The organizing committee was outstanding: the chairs of each individual area have acted with high professionalism while fearlessly validating and testing new concepts and ideas. This has resulted in many innovations, from local organization to program structure, to publication approach. Our intention is to collect feedback from the conference participants in order to provide data grounded recommendations for future conferences.

We could have not got this far without the continuous guidance of the ACL Executive Committee, in particular Dragomir Radev and Priscilla Rasmussen, who bring to the table tremendous amounts of institutional knowledge and know-how. We are extremely grateful to them and everyone else who helped make ACL’2014 possible.

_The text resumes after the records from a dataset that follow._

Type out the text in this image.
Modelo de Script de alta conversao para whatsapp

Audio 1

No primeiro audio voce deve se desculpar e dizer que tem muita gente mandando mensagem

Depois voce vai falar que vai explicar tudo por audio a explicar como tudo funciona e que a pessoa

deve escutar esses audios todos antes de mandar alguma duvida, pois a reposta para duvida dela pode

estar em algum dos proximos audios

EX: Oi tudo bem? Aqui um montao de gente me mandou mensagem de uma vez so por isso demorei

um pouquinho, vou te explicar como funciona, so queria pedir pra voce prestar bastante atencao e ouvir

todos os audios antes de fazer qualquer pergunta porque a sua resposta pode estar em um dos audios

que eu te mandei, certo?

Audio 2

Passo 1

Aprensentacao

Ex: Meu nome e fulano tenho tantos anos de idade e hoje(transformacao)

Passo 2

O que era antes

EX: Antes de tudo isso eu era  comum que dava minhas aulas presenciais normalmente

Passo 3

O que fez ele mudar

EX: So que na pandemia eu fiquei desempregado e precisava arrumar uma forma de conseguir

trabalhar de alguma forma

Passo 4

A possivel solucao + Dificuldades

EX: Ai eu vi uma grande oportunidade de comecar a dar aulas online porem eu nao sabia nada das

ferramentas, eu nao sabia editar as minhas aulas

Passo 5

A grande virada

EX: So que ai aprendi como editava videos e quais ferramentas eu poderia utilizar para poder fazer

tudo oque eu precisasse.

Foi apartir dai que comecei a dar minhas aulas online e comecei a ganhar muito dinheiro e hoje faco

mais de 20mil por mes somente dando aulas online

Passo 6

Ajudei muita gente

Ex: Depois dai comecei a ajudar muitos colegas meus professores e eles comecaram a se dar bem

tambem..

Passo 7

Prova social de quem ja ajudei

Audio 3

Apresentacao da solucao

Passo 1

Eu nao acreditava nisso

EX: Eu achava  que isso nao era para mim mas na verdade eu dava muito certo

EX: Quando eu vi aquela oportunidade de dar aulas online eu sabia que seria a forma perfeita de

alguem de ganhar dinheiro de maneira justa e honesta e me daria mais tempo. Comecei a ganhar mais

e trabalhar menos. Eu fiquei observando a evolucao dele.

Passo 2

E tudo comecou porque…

The rest of this report highlights only the main innovations and recommendations for future conference organizers. The reports of the individual chairs provide additional details, from challenges to recommendations, to innovations.

Main Innovations

  • We scheduled two large poster sessions on two evenings of the conference, to accommodate the large number of poster presentations and give participants more time to socialize.
  • Instead of a paid banquet, we will have a no-fee light social event. We hope this will provide a better avenue for socializing and sharing ideas.
  • The president’s talk will be given on the first morning of the conference. Since we choose our presidents based on their prominence in the field, we thought it would be wise to give them the opportunity to choose between a humorous presentation, typical of our tradition, a scholar presentation, or a combination of both.
  • We optimized the conference schedule based on feedback received from more than 300 conference participants. The response to our solicitation was tremendous.
  • We solicited nominations for outstanding reviewers and acknowledged them in the proceedings (around 14% of reviewers were acknowledged).
  • Created an XML version of the majority of the papers accepted for publication. This will enable machine-based access to our work and provide the foundation for better research on our own research.

Recommendations

Policies:

  • Clarify policy for self-published papers.
  • Enable persistence of reviewers and their assignment completion date in START.
  • Make explicit what chairs own the synchronization of the conference schedule with the papers associated with the schedule: the publication, program, or local chair?
  • Relax the copyright policy, which currently provisions for the transfer of the entire copyright away from the authors (see the recommendations made by the Publication Chairs).

Processes:

  • Ensure early creation within START of initial websites for the workshops with their admin users and basic information.
  • Expand Student Workshop to undergraduate students we want to attract to do graduate work in our field.

Tools:

  • Collaborate with START to integrate Mark Dredze’s reviewer management tool into START.
  • Create additional scripts for streamlining the reviewing/publication process (checking non-anonymity and formatting; enabling merging of schedules and metadata; etc.)